Limitations and strengths
Our study has some strengths that support favourable repeatability, including a nationally representative sample of the adult population, standardised and validated protocols, and full adjustment for a large number of potential confounders. However, our conclusions should be explained in consideration of the following limitations. First, this study was based on a cross-sectional design, which was less likely to conclude the causality. More convincing evidence could be obtained from a longitudinal study with multiple measurements. Second, the analysis of the relationship between SHS and AAC was not the ultimate seal. The duration of SHS exposure should be considered in future studies. Third, AAC measurement was performed only in the population aged 40 years or above. Whether smoking influences age-related vascular calcification in adults aged <40 years old warrants investigation. Fourth, residual confounding factors could not be eliminated, although we strictly adjusted for 16 covariates in the regression model.
Our results indicate that smoking significantly modifies the association between age and AAC severity in adults aged 40 years or above. Age-related vascular calcification is accelerated by smoking, which is partly reduced by smoking cessation. However, whether SHS affects this process requires further investigation.
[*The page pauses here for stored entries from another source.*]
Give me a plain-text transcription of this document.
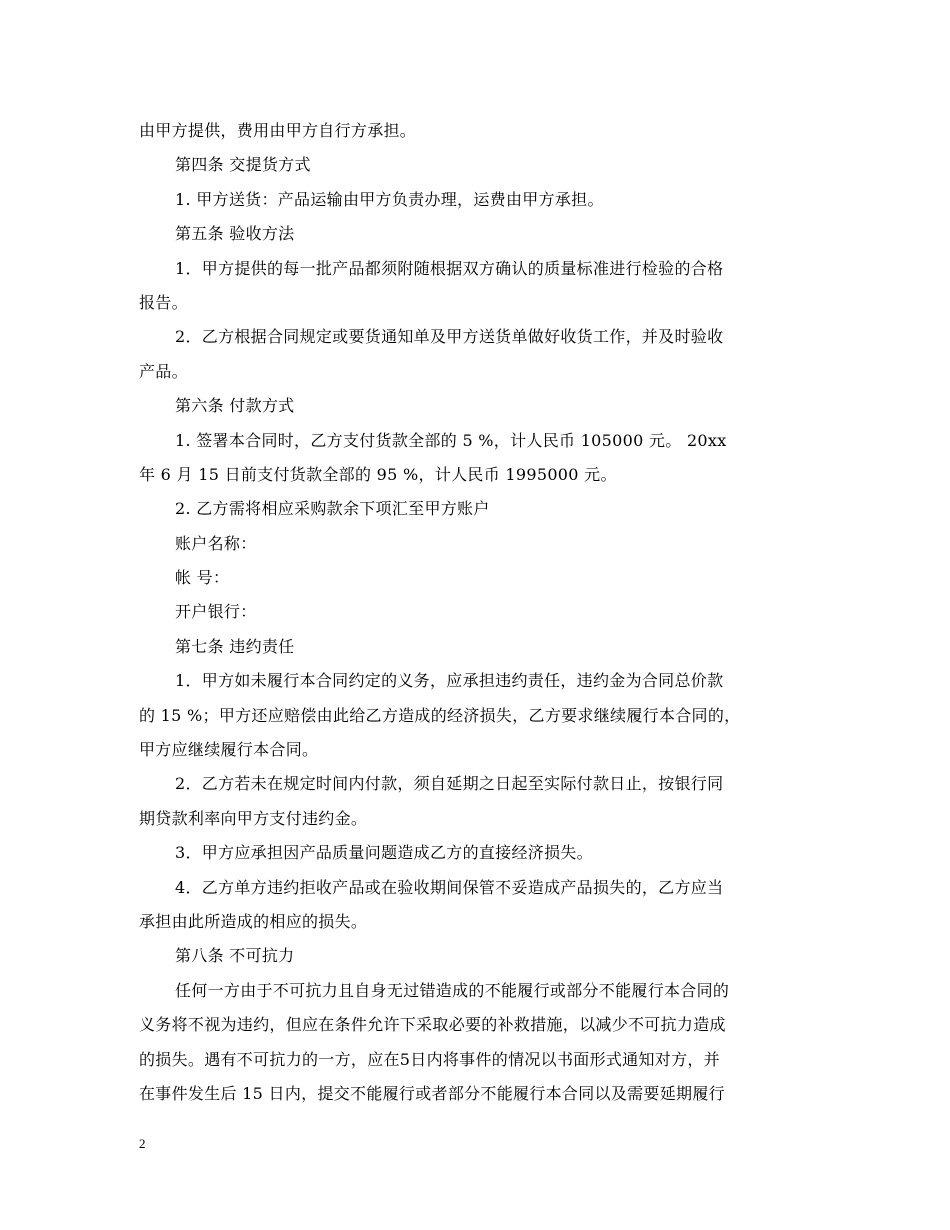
由甲方提供，费用由甲方自行方承担。
第四条 交提货方式
1. 甲方送货：产品运输由甲方负责办理，运费由甲方承担。
第五条 验收方法
1．甲方提供的每一批产品都须附随根据双方确认的质量标准进行检验的合格
报告。
2．乙方根据合同规定或要货通知单及甲方送货单做好收货工作，并及时验收
产品。
第六条 付款方式
1. 签署本合同时，乙方支付货款全部的 5 %，计人民币 105000 元。 20xx
年 6 月 15 日前支付货款全部的 95 %，计人民币 1995000 元。
2. 乙方需将相应采购款余下项汇至甲方账户
账户名称：
帐 号：
开户银行：
第七条 违约责任
1．甲方如未履行本合同约定的义务，应承担违约责任，违约金为合同总价款
的 15 %；甲方还应赔偿由此给乙方造成的经济损失，乙方要求继续履行本合同的，
甲方应继续履行本合同。
2．乙方若未在规定时间内付款，须自延期之日起至实际付款日止，按银行同
期贷款利率向甲方支付违约金。
3．甲方应承担因产品质量问题造成乙方的直接经济损失。
4．乙方单方违约拒收产品或在验收期间保管不妥造成产品损失的，乙方应当
承担由此所造成的相应的损失。
第八条 不可抗力
任何一方由于不可抗力且自身无过错造成的不能履行或部分不能履行本合同的
义务将不视为违约，但应在条件允许下采取必要的补救措施，以减少不可抗力造成
的损失。遇有不可抗力的一方，应在5日内将事件的情况以书面形式通知对方，并
在事件发生后 15 日内，提交不能履行或者部分不能履行本合同以及需要延期履行
2
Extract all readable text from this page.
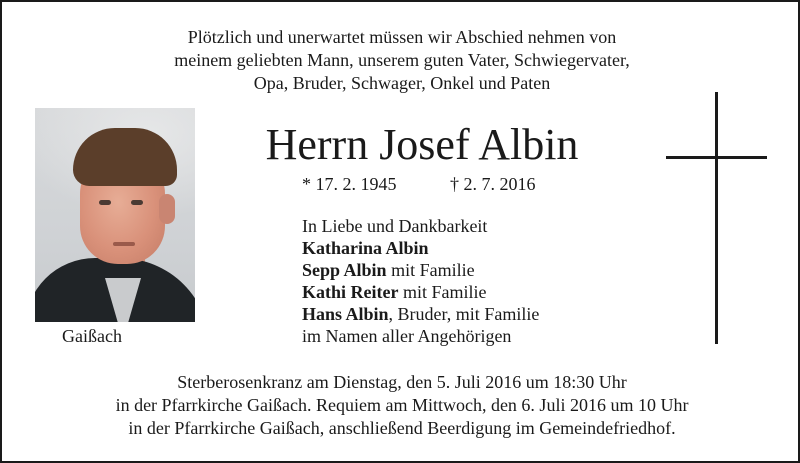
Plötzlich und unerwartet müssen wir Abschied nehmen von
meinem geliebten Mann, unserem guten Vater, Schwiegervater,
Opa, Bruder, Schwager, Onkel und Paten
Gaißach
Herrn Josef Albin
* 17. 2. 1945	† 2. 7. 2016
In Liebe und Dankbarkeit
Katharina Albin
Sepp Albin mit Familie
Kathi Reiter mit Familie
Hans Albin, Bruder, mit Familie
im Namen aller Angehörigen
Sterberosenkranz am Dienstag, den 5. Juli 2016 um 18:30 Uhr
in der Pfarrkirche Gaißach. Requiem am Mittwoch, den 6. Juli 2016 um 10 Uhr
in der Pfarrkirche Gaißach, anschließend Beerdigung im Gemeindefriedhof.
Data availability statement
All data came from the NHANES study (http://www.cdc.gov/nchs/nhanes). Data are available on reasonable request from the CDC of US or corresponding authors.
Patient consent for publication
The protocols and procedures of the National Health and Nutrition Examination Surveys(NHANES) study were agreed by the Research Ethics Review Board of the Centers for Disease Control and Prevention of the USA (protocol number. 2011-17). This study was conducted in accordance with the Declaration of Helsinki. The protocols of the NHANES were approved by the Ethics Review Board of the National Center for Health Statistics. All participants provided informed consent.
The authors thank all participants and staff in National Health and Nutrition Examination Surveys for their great contributions.
LL and SW contributed equally.
Contributors YY and XY contributed to the conceptualisation and developed the protocols. LL and SW organised and analysed all data. XY was responsible for the project administration. All authors wrote and reviewed the manuscript, and approved the final manuscript. YY and XY accepted full responsibility for the finished work and the conduct of the study, had access to the data, and controlled the decision to publish.
Funding The authors have not declared a specific grant for this research from any funding agency in the public, commercial or not-for-profit sectors.
Competing interests None declared.
Provenance and peer review Not commissioned; externally peer reviewed.